The Environmental Damage Compensation Fund: present situation

The Environmental Damage Compensation Fund was created following the passing of Ministerial Order APM/1040/2017 of 23 October establishing the dates for setting up obligatory financial guarantees. 

The incorporation of insurance policies into the Environmental Damage Compensation Fund is being carried out progressively.

Thus, those activities in Appendix III that are categorised as having priority level 1 in Ministerial Order ARM/1783/2011 have to have a mandatory financial guarantee from 30 October 2018 and contribute to the Environmental Damage Compensation Fund in the context of the first issuance or renewal that takes place as from that date; those classified as priority level 2 will join from 30 October 2019 and, for activities in priority level 3, approval still has to be given for the relevant ministerial order that sets the date where after it is obligatory to obtain a financial guarantee under contract.

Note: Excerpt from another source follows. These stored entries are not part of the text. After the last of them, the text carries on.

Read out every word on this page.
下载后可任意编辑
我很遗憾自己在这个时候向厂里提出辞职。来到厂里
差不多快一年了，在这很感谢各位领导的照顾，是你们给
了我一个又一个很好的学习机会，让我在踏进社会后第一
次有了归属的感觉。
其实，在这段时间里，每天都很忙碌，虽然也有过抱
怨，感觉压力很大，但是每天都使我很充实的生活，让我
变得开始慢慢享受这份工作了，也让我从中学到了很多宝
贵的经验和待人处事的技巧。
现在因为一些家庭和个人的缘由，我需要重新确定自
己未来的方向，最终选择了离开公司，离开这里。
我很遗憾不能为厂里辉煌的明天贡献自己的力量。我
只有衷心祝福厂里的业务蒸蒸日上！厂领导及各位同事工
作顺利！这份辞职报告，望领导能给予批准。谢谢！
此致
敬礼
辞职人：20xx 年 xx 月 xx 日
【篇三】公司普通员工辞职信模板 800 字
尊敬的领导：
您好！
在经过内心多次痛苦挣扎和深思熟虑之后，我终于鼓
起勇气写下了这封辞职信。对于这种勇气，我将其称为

In the next few years, it will become possible to run an assessment of the evolution of the Environmental Damage Compensation Fund, being it created as an environmental policy instrument linked to the insurance industry via the policies of insurers and the management and administration of it by the CCS.
Remedial measures are intended to restore damaged natural resources or provide an equivalent alternative. As established in article 20 et seq. of the Regulations, remedial measures may be of three types: (i) primary, with restoration of natural resources to their basic state; (ii) supplementary, when restoration is not possible, or it takes too long or primary remedy is very costly; and (iii) compensatory, to make up for the provisional loss of natural resources during recuperation thereof.

Liability can be enforced on the operator up to 30 years after the day upon which the event which caused the environmental damage has completely come to an end.